This Week in Feminism: Roxane Gay, Lucille Ball, and Teenagers Make Us Proud
It was another power-packed week of feminism and the pursuit of equal rights. In case you missed anything, here’s what happened:
Roxane Gay’s powerful book of pop culture essays—Bad Feminist—evoked widespread praise for its raw, honest and very funny look at what it means to be a woman in American today.
Christie, who won over the Edinburgh Fringe Festival last year with her stand-up show “Bic for Her,” returned this year with more hilariously honest material, covering everything from the ridiculousness of yogurt ads to the inherent problems of victim-shaming.

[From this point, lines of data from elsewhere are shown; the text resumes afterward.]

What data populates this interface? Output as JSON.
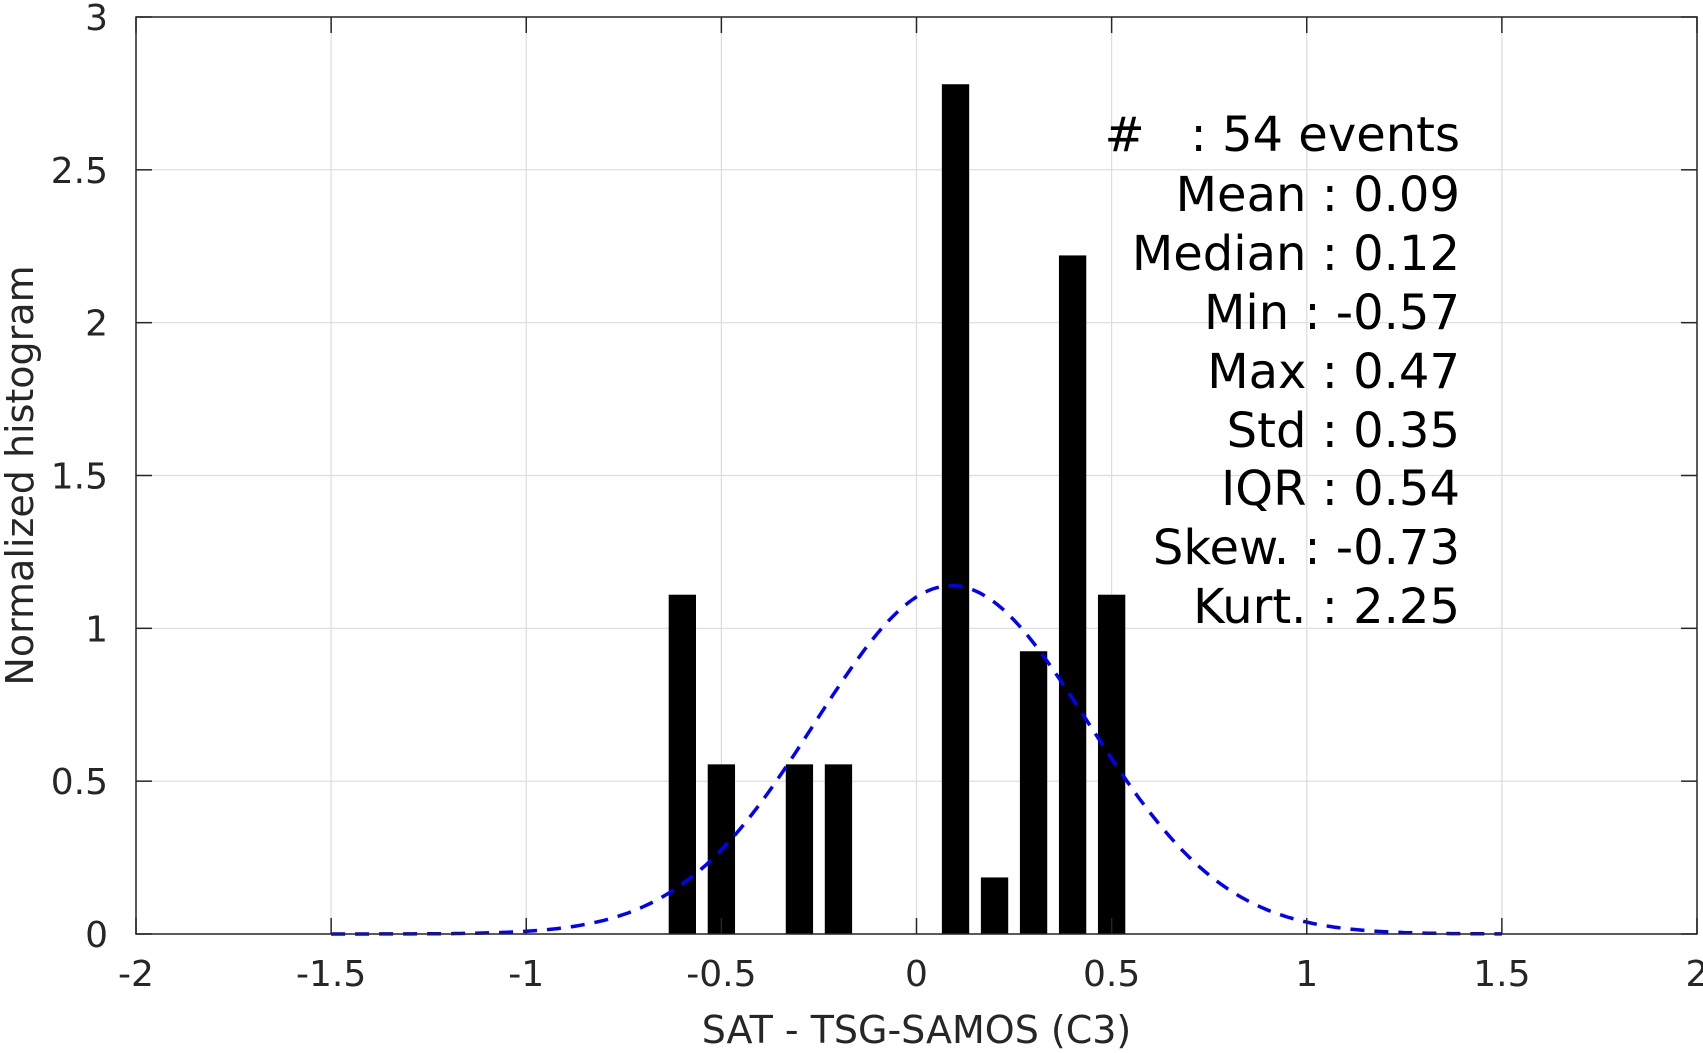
{
  "chart_data": {
    "type": "bar",
    "xlabel": "SAT - TSG-SAMOS (C3)",
    "ylabel": "Normalized histogram",
    "xlim": [
      -2,
      2
    ],
    "ylim": [
      0,
      3
    ],
    "x_ticks": [
      "-2",
      "-1.5",
      "-1",
      "-0.5",
      "0",
      "0.5",
      "1",
      "1.5",
      "2"
    ],
    "y_ticks": [
      "0",
      "0.5",
      "1",
      "1.5",
      "2",
      "2.5",
      "3"
    ],
    "grid": true,
    "bar_color": "#000000",
    "bars": [
      {
        "x": -0.6,
        "value": 1.11
      },
      {
        "x": -0.5,
        "value": 0.555
      },
      {
        "x": -0.3,
        "value": 0.555
      },
      {
        "x": -0.2,
        "value": 0.555
      },
      {
        "x": 0.1,
        "value": 2.78
      },
      {
        "x": 0.2,
        "value": 0.185
      },
      {
        "x": 0.3,
        "value": 0.925
      },
      {
        "x": 0.4,
        "value": 2.22
      },
      {
        "x": 0.5,
        "value": 1.11
      }
    ],
    "bar_width": 0.07,
    "fit_curve": {
      "style": "dashed",
      "color": "#0000ff",
      "mean": 0.09,
      "std": 0.35,
      "x_range": [
        -1.5,
        1.5
      ]
    },
    "annotation": [
      {
        "label": "#  ",
        "value": ": 54 events"
      },
      {
        "label": "Mean",
        "value": ": 0.09"
      },
      {
        "label": "Median",
        "value": ": 0.12"
      },
      {
        "label": "Min",
        "value": ": -0.57"
      },
      {
        "label": "Max",
        "value": ": 0.47"
      },
      {
        "label": "Std",
        "value": ": 0.35"
      },
      {
        "label": "IQR",
        "value": ": 0.54"
      },
      {
        "label": "Skew.",
        "value": ": -0.73"
      },
      {
        "label": "Kurt.",
        "value": ": 2.25"
      }
    ]
  }
}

The Post’s Naomi Schaefer Riley points to the lame Women Against Feminism hashtag and the New Yorker’s recent piece about the radical feminist conflict with trans rights movement, as a sign of the Women’s Lib-pocalypse. Slate’s Amanda Marcotte smartly takes her to task, citing statistical evidence that feminism is stronger than ever. She writes that “the truth is that mainstream, nonacademic feminism is not losing women at all. On the contrary, feminist arguments are winning people over.” Then there’s the fact that everyone, including The New York Post, wants in on the conversation—that alone suggests that engagement in issues of women’s equality is up, way up.
In an interview with The Frisky, Kazan answers the age-old (actually pretty new) question: Are you a feminist? For the record, she is. And she’s got some very interesting thoughts on the matter: “I think saying that ‘you’re a feminist’ is a little bit like saying that you’re a humanist, because what it’s really about is equal opportunities and equal thinking about genders being only a part of your identity rather than something that would define you and define your character.”
After a classroom debate over Of Mice and Men and the lack of a strong female character in the book, a group of students in Melbourne formed a collective on Kickstarter, raising upwards of $12,000, in an effort to make feminism more accessible to students in schools across Australia. Pretty cool.
On Thursday, the Hollywood Reporter’s Ken Tucker explained how Ball “injected anarchic female power into the TV industry both in front of the camera (as the wildly atypical housewife Lucy Ricardo in I Love Lucy) and behind it (as an early auteur who controlled much of her own destiny by forming Desilu Productions at a time when the networks and movie studios oversaw the means of production).” He goes on to say: “Her influence echoes down the decades to today: You can bet that, in very different ways, Girls‘ Lena Dunham and the two broads of Broad City know their Lucy.” Oh, I really love Lucy.